SQL DELETE DUPLICATE ROWS
Duplicate rows can often appear in a database due to data entry errors or merging tables. The DELETE statement in SQL can be used to remove these duplicates while keeping one instance of each unique row. This process often involves using ROW_NUMBER(), CTEs (Common Table Expressions), or subqueries.
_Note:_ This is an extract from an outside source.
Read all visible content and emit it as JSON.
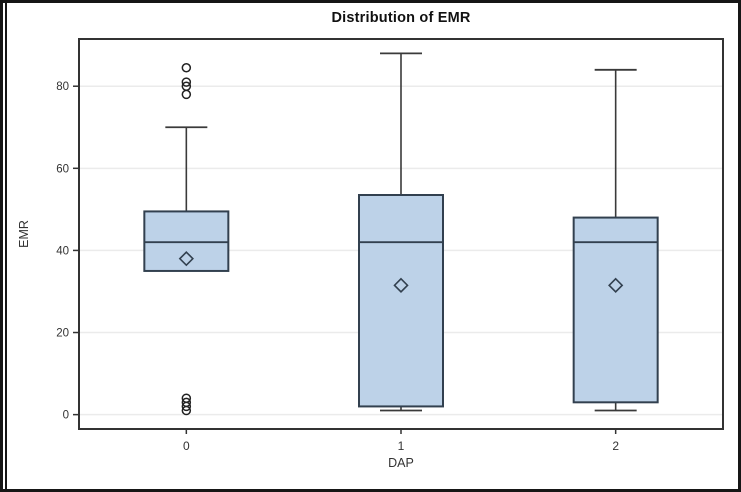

The general approach involves identifying duplicates based on a subset of columns and then deleting rows with higher row numbers or IDs.
Example
This example removes duplicate rows from the Orders table, keeping only one instance of each product.
Code Example
-- Identify duplicates using ROW_NUMBER()
WITH CTE AS (
SELECT *, ROW_NUMBER() OVER (PARTITION BY Product ORDER BY Product) AS RowNum
FROM Orders
)
-- Delete rows where RowNum is greater than 1
DELETE FROM Orders
WHERE OrderID IN (
SELECT OrderID FROM CTE WHERE RowNum > 1
);
-- View the updated table
SELECT * FROM Orders;
Output
Product | Category | Price |
---|---|---|
Laptop | Electronics | 1300.00 |
Phone | Mobile Devices | 800.00 |
Tablet | Gadgets | 600.00 |
Smartwatch | Gadgets | 250.00 |
Explanation
- The ROW_NUMBER() function assigns a unique row number to each duplicate group.
- Only rows with RowNum > 1 are deleted.
- The updated table contains only unique rows for each product.